青の祝福
「「いらっしゃいませ!お好きな席へどうぞ」」
ドアを開き、入口の左右に僕たちが立っている
ぞろぞろと列をなして入ってくるお客たちは、興味深そうに店内を見てまわる
店内のカーテンはこの後のことを考えて閉めてある
お客は店内の窓際の席に座っていく
僕はというと
女性が席に着くときに椅子を引き、お客様が座りやすいように椅子を押す
そして、全員が窓際の席に座り終え、アリアがお辞儀をする
その後、顔をあげ、レストランに声を響かせた
「皆様、お席に着かれましたか?それでは、私、アリア・M・ジェーンがお食事の流れについてご説明させていただきます」
いつものアリアとは明らかに違った言葉遣いに、僕は息を呑む
「では、まず横にございますカーテンにご注目下さいませ」
アリアのよく通る声に皆は素直に従う
「当店ではお客様に海の景色をお楽しみいただく為、カーテンをお客様ご自身であけていただくようになっております。

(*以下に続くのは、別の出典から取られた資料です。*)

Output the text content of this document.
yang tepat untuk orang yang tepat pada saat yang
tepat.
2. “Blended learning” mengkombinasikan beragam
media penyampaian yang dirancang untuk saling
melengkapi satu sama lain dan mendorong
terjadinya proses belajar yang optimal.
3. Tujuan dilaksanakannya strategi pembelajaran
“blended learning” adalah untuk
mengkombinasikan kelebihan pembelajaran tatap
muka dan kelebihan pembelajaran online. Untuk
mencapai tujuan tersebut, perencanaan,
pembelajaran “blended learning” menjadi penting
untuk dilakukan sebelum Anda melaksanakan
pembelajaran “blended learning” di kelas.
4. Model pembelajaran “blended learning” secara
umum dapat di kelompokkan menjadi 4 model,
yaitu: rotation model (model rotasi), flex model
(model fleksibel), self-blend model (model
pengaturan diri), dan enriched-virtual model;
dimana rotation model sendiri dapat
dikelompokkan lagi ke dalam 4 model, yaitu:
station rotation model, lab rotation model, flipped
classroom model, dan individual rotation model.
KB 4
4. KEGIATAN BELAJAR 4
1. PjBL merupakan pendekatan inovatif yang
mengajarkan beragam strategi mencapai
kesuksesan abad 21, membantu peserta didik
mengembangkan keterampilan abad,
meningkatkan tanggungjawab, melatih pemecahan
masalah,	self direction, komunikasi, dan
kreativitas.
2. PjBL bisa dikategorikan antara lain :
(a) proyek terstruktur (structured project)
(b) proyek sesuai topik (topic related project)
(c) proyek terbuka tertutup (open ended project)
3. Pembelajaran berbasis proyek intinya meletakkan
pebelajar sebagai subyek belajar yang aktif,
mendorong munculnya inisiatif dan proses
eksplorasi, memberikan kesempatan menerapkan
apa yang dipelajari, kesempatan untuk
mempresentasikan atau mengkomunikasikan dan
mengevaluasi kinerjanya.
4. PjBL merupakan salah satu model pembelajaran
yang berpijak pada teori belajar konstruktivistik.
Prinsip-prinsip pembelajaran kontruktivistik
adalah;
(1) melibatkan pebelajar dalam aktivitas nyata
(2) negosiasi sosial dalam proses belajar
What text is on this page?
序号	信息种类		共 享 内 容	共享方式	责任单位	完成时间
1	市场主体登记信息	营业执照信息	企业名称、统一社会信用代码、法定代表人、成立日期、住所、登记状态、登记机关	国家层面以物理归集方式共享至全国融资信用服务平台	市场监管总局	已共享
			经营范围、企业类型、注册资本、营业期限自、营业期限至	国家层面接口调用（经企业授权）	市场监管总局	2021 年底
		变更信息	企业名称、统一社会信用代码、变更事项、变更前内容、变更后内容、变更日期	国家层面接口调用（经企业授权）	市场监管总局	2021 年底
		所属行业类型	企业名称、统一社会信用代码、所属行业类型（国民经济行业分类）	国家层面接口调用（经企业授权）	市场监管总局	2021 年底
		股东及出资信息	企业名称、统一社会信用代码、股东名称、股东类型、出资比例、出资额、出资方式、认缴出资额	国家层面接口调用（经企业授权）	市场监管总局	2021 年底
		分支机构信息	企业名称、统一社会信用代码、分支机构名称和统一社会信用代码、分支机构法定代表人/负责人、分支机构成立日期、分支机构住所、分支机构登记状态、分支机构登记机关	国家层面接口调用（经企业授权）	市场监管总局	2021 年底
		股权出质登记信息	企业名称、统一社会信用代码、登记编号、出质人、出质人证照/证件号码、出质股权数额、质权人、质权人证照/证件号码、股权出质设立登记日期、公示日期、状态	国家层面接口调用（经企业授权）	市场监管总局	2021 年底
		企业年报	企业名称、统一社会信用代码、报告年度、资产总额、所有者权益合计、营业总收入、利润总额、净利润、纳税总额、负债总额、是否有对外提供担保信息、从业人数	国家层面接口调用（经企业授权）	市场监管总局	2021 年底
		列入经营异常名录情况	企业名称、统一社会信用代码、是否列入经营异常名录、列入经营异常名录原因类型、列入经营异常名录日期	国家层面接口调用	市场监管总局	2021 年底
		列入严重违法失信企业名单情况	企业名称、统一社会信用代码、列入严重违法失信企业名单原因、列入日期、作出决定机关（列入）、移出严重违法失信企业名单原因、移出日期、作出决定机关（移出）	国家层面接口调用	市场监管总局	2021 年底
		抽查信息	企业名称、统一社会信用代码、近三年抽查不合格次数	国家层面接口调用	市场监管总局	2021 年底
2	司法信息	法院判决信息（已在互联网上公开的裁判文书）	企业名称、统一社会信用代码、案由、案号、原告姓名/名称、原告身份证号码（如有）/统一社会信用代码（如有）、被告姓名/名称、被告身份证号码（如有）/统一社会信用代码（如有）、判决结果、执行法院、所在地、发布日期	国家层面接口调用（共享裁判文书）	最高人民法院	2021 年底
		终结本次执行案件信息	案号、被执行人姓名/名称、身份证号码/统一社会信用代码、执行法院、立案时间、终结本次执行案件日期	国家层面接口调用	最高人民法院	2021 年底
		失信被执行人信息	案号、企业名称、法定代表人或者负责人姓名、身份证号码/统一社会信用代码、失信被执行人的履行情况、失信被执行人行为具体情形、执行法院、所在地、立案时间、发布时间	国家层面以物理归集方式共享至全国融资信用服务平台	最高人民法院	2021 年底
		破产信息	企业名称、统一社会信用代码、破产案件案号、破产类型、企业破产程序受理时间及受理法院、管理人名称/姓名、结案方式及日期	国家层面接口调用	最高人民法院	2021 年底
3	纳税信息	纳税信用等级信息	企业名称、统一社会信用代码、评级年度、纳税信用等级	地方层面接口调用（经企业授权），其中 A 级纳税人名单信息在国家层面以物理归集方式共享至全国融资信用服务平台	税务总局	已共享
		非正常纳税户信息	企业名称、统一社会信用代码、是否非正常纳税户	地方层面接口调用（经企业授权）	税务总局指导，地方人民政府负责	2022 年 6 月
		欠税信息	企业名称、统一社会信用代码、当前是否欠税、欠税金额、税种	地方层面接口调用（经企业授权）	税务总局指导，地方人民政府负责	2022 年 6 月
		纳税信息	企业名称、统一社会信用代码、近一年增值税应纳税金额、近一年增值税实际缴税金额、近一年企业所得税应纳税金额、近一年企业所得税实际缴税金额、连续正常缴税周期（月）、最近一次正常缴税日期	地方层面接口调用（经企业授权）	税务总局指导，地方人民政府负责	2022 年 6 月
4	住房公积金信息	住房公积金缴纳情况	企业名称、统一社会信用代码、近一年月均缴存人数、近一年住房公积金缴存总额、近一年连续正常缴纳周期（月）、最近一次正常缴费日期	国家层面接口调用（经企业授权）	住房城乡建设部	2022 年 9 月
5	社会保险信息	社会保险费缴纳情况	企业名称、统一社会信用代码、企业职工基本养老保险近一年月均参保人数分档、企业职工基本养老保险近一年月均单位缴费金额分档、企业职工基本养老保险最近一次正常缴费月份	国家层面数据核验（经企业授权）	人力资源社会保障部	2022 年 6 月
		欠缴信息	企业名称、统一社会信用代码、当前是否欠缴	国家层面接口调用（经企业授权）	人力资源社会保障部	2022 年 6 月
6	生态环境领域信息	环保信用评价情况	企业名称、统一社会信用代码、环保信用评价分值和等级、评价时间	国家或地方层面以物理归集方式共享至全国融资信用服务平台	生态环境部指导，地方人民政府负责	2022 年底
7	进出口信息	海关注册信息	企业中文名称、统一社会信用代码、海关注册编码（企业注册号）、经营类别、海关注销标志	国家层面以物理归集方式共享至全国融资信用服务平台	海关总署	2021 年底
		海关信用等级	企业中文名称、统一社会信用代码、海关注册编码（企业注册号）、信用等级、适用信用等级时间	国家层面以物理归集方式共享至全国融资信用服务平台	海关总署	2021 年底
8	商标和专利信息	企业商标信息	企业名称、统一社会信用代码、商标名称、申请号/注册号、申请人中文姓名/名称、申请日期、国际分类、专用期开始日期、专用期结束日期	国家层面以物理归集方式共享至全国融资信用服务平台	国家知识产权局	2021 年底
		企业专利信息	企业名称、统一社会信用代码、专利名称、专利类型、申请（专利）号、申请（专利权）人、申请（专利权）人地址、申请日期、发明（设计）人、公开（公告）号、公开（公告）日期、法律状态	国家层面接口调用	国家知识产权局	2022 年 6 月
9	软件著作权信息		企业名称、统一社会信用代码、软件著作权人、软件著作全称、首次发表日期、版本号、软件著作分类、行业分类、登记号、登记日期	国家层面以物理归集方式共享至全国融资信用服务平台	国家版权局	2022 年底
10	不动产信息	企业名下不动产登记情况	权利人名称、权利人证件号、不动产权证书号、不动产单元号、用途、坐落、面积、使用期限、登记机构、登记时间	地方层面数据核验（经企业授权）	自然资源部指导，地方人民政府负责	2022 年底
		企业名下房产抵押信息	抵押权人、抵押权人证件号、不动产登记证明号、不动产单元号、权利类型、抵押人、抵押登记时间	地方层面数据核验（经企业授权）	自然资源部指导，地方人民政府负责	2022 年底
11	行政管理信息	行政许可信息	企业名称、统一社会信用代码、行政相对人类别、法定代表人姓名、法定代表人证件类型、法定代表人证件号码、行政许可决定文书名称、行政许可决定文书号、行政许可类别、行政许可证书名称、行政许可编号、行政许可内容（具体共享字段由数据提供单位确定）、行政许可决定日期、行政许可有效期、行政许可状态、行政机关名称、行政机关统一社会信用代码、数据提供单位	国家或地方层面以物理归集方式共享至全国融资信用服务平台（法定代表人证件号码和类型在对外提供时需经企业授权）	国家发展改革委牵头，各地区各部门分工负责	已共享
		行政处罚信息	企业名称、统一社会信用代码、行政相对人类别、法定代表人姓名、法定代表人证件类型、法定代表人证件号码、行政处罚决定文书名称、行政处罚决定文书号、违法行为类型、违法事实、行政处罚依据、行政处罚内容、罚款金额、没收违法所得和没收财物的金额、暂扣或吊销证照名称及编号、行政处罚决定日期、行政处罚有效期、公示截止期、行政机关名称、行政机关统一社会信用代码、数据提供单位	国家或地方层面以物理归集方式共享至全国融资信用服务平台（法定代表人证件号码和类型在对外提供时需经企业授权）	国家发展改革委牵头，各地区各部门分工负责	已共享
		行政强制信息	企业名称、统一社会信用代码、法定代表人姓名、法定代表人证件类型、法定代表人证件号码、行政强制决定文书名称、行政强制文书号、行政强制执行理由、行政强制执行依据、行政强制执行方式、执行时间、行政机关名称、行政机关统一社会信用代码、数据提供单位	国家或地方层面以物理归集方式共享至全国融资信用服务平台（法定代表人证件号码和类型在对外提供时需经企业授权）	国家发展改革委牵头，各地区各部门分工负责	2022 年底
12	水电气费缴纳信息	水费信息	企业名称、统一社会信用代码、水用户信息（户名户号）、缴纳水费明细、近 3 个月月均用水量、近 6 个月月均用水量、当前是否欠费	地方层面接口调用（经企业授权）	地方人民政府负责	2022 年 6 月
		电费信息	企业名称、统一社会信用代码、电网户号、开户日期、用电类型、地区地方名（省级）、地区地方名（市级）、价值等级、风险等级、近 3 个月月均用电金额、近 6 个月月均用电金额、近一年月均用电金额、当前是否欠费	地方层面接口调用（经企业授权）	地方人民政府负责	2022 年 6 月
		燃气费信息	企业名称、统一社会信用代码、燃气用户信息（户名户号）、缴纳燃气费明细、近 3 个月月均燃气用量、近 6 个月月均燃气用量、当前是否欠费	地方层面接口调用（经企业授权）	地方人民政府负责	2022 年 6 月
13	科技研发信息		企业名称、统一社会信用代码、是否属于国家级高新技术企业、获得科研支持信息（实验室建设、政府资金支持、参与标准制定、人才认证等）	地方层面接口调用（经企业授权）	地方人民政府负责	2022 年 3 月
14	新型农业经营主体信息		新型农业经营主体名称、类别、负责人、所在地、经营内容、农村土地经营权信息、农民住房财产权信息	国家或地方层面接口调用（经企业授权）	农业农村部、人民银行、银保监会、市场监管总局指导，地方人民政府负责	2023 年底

僭越ながら、私が音頭を取らせていただきますので、3、2、1の合図で一斉にカーテンをお開け下さい」
よろしいでしょうか?というアリアの声に、お客さん達はカーテンをみながら頷いている
僕はそのお客様達が気付かない間にお冷を置いていく
アリアが息を吸い、口を開く
「3、2、1!」
バサッとカーテンを開く音が重なる
レストランの店内は光り輝く海の色、青色に例外なく染まっていった
テーブルが
椅子が
床が
お冷が
そして、そこにある僕自身の心までもが、青の祝福を受けた
しばらくして、どこからともなく拍手の音が聞こえてくる
僕はアリアの横に立ち、拍手が鳴りやむまでお辞儀をした
拍手の音が止み、僕たちは同時に顔をあげる
「皆様、いかがでしたか?」
僕は窓際の席で一面の海にうっとりしているお客やお辞儀をした僕たちの方を見るお客に声を投げかける
「それでは、本日限りの宿り木コース料理をお楽しみくださいませ」
アリアは僕が言った後、すかさず食事の始まりを告げた
僕たちは食前酒のオーダーを取っていく
まだ大人になっていないパンジーやリリーには、ジュースのオーダーを取っていく
その後、食事の流れが止まらないように
前菜、スープ、メイン、デザートが三十人分リドの手によって作られていくのを
僕たちはお客様が食べ終わるタイミングに合わせて持っていく
その後は、食後に飲むドリンクのオーダーを取りながら、雑談をしていく
「やあ、リリーとパンジー。来てくれてありがとう」
僕は風の服屋の店主達に向かってお辞儀した
「「あら~、ハジメ。こちらこそ、どうもありがとう」」
凄くきれいでおいしかったわ~、と言う双子は幸せそうにリド特製のデザートを食べている
「「また、暇を見つけてくるわね~」」
ドリンクのオーダーを双子の席から全て取り終わり、カウンターへ向かった
「リド、ベリージュース2つとパインジュース1つ、赤ワイン、白ワインがそれぞれ一つずつです」
お願いしますと言うと、普通では有り得ない速さで飲み物の準備をし、カウンターに出してくる
「はいよ」
「ありがとうございます」
僕はお礼を言い、先ほどのリリーとパンジーの方へドリンクを持っていく
アリアも僕と同じようにオーダーをとり、ドリンクをお客の方へ持っていく
足取り軽くお盆にドリンクをのせ、歩いていくアリアの姿を見て僕は思う
接客することが本当に好きなんだろうな
幸せそうな顔で接客するアリアに、
僕も負けてられない
そう思ったことは絶対内緒だ。
アリアの接客、本領発揮です。創も初めてながら接客頑張ってはいますが、アリアにはこの先、正攻法では勝てないでしょう。なんかこう、特別な笑顔とかできるようにしてみると変わるかもしれませんが、そのままの創でいいかなと思っています。